Guinness, Falafel, Pigeon & Green Curries in Dublin.
Is it me or are our cities and our foods globally converging?
When you tell folk in England that you are off to Dublin they presume stag weekend. When you say you are working there they have some knee-jerk Victorian stereotype about subsisting on cabbage, potato and Guinness.
I wonder when it was actually like that? If it was ever like that? Work has sporadically brought me to Dublin for approaching fifteen years and I have had many great meals here. I don’t recall a bad one.
Take lunchtime the other day. Being a Thursday there was a food market at the canalside on the Mespil Road. It was thronging with hungry officeworkers who were keen to enjoy a brisk early autumn hour in the sun.
What to choose?
As far as I could tell, there was no Irish food on offer at all. Thai noodles, Keralan street food, Schnitzel, Burrito, Paella, wood fired Pizza.
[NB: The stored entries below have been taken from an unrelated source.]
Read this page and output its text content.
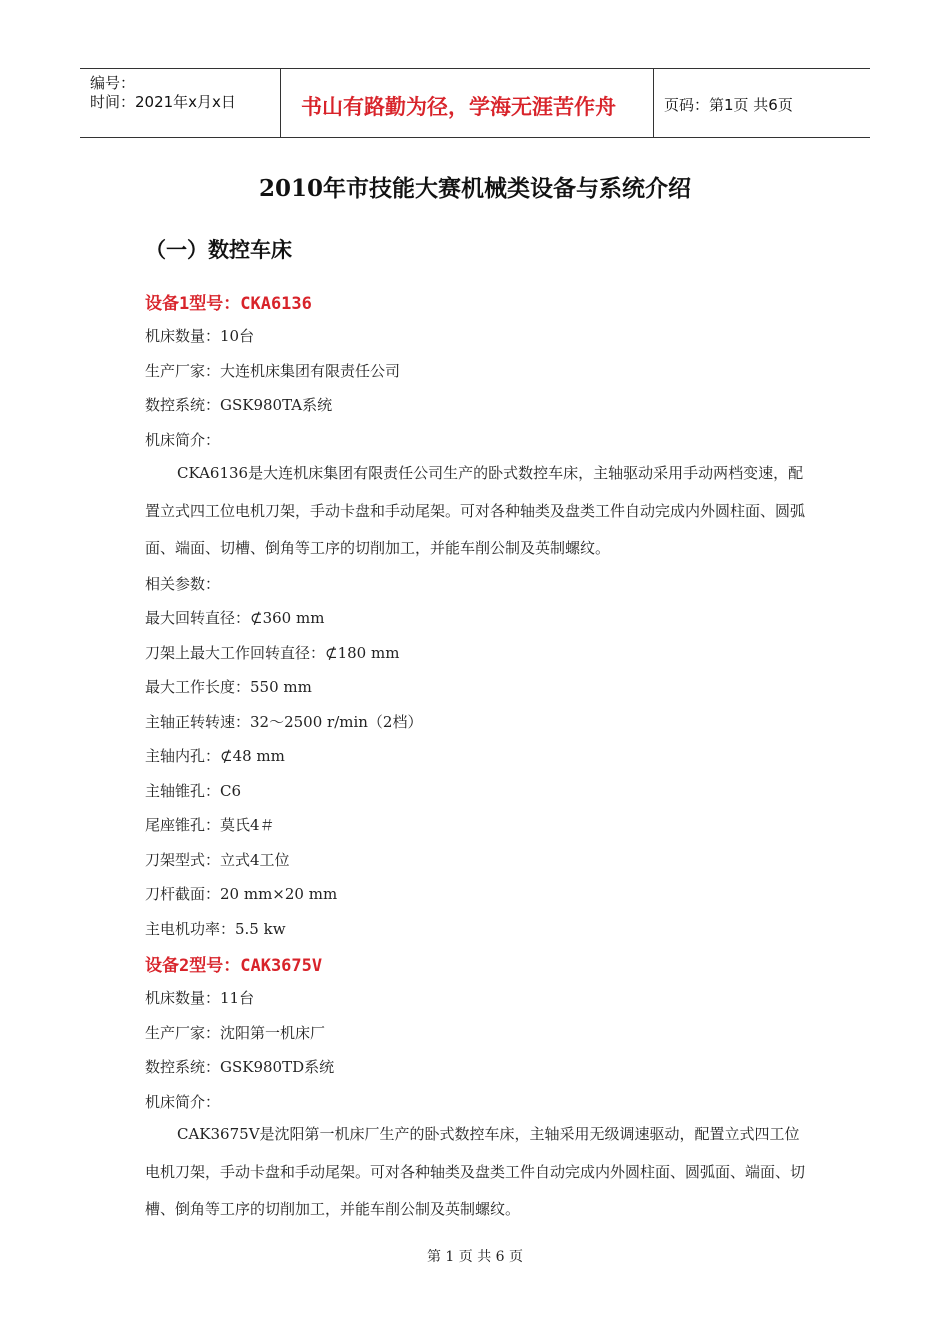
编号：
时间：2021年x月x日	书山有路勤为径，学海无涯苦作舟	页码：第1页 共6页
2010年市技能大赛机械类设备与系统介绍
（一）数控车床
设备1型号：CKA6136
机床数量：10台
生产厂家：大连机床集团有限责任公司
数控系统：GSK980TA系统
机床简介：
CKA6136是大连机床集团有限责任公司生产的卧式数控车床，主轴驱动采用手动两档变速，配置立式四工位电机刀架，手动卡盘和手动尾架。可对各种轴类及盘类工件自动完成内外圆柱面、圆弧面、端面、切槽、倒角等工序的切削加工，并能车削公制及英制螺纹。
相关参数：
最大回转直径：⊄360 mm
刀架上最大工作回转直径：⊄180 mm
最大工作长度：550 mm
主轴正转转速：32～2500 r/min（2档）
主轴内孔：⊄48 mm
主轴锥孔：C6
尾座锥孔：莫氏4＃
刀架型式：立式4工位
刀杆截面：20 mm×20 mm
主电机功率：5.5 kw
设备2型号：CAK3675V
机床数量：11台
生产厂家：沈阳第一机床厂
数控系统：GSK980TD系统
机床简介：
CAK3675V是沈阳第一机床厂生产的卧式数控车床，主轴采用无级调速驱动，配置立式四工位电机刀架，手动卡盘和手动尾架。可对各种轴类及盘类工件自动完成内外圆柱面、圆弧面、端面、切槽、倒角等工序的切削加工，并能车削公制及英制螺纹。
第 1 页 共 6 页
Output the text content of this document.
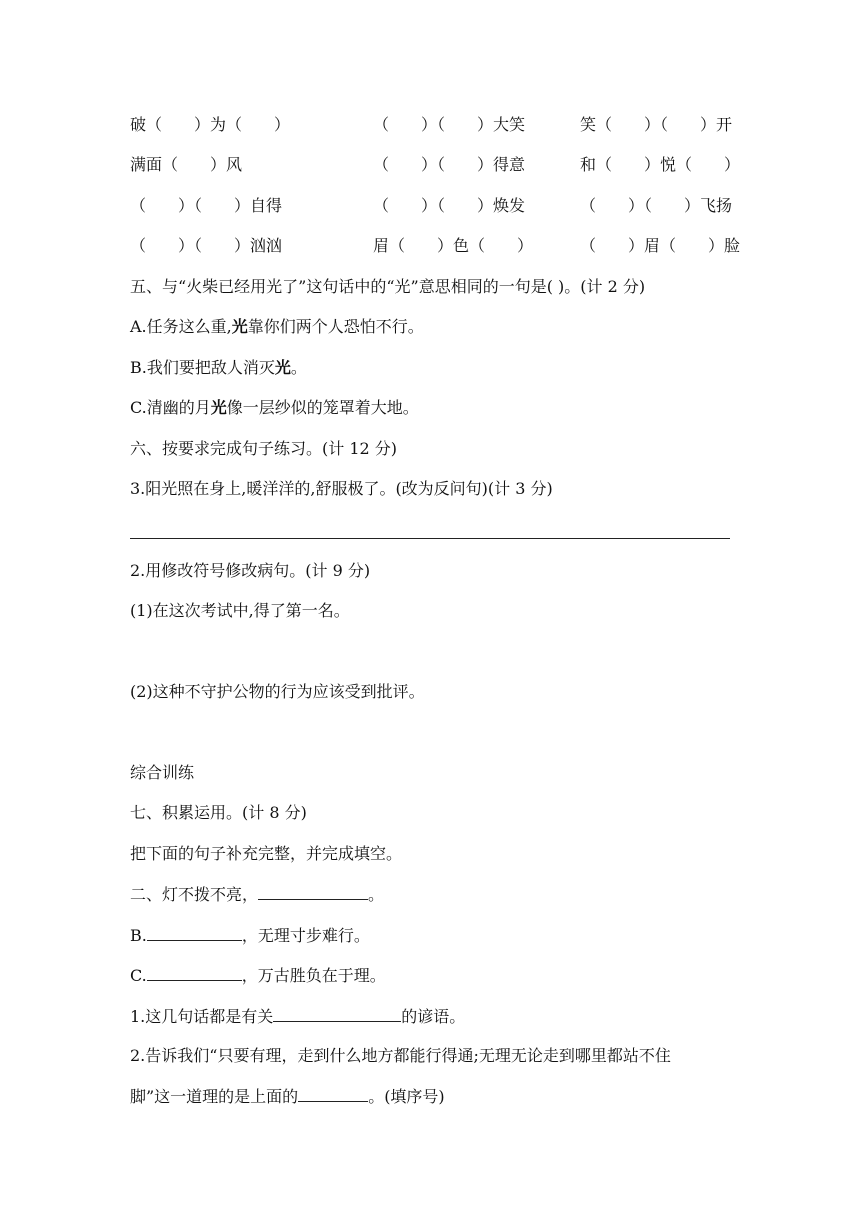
破（　　）为（　　）	（　　）（　　）大笑	笑（　　）（　　）开
满面（　　）风	（　　）（　　）得意	和（　　）悦（　　）
（　　）（　　）自得	（　　）（　　）焕发	（　　）（　　）飞扬
（　　）（　　）汹汹	眉（　　）色（　　）	（　　）眉（　　）脸
五、与“火柴已经用光了”这句话中的“光”意思相同的一句是( )。(计 2 分)
A.任务这么重,光靠你们两个人恐怕不行。
B.我们要把敌人消灭光。
C.清幽的月光像一层纱似的笼罩着大地。
六、按要求完成句子练习。(计 12 分)
3.阳光照在身上,暖洋洋的,舒服极了。(改为反问句)(计 3 分)
2.用修改符号修改病句。(计 9 分)
(1)在这次考试中,得了第一名。
(2)这种不守护公物的行为应该受到批评。
综合训练
七、积累运用。(计 8 分)
把下面的句子补充完整，并完成填空。
二、灯不拨不亮，	。
B.	，无理寸步难行。
C.	，万古胜负在于理。
1.这几句话都是有关	的谚语。
2.告诉我们“只要有理，走到什么地方都能行得通;无理无论走到哪里都站不住
脚”这一道理的是上面的	。(填序号)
No wait. Aha! There’s a jacket spud wagon which I dismiss to avoid the mid-afternoon dip it would convey. Herr Schnitzel – who appears to be from about as German as Father Dougal – woos me with a cheeky, cheery invitation. I balance on a the swing beam of a lock gate to tuck in and people watch. €5 well spent.
The day before? It was the lunch-time special at the local noodle bar. Watching Dubliners rush by as you shovel tasty noodles with chopsticks makes the mind wander. Firstly, Dubliners rushing. An oxymoron? Far from it. There’s an energetic, purposeful urgency around. People who look like they’ve on their way somewhere. Although if they are in cars, then they are not on their way anywhere as the traffic is crap. Huge increase in the number of push bikes though.
The evening before that the team met at a local independent one-room-and-a-kitchen terraced house restaurant: The Camden Kitchen. OUTSTANDING. What a great dinner! Wood pigeon with pate on brioche to start followed by tender braised Ox cheek. A bourbon panacotta with a beautifully matched Aussie dessert wine to wash it down. A colleague attempts to tell a local about it only to be stopped: “I’ve no need to hear about how grand it is, you can’t move for great food around here.”
At the top of the league for the week? The Keshk Café Restaurant (bring a bottle). A Dublin Lebanese served by Poles, washed down with (Italian) Peroni and (Argentine) Malbec. A work dinner where the conversation stopped when the food started. All we were left with was a noisy collection of umms and ahhs.
Even the hotel bar food – usually the first call for mediocrity – is sumptuous. Hearty burgers, delicate curries, decent portions.
Two weeks ago I was eating noodles in Shanghai. Just as tasty and only marginally cheaper.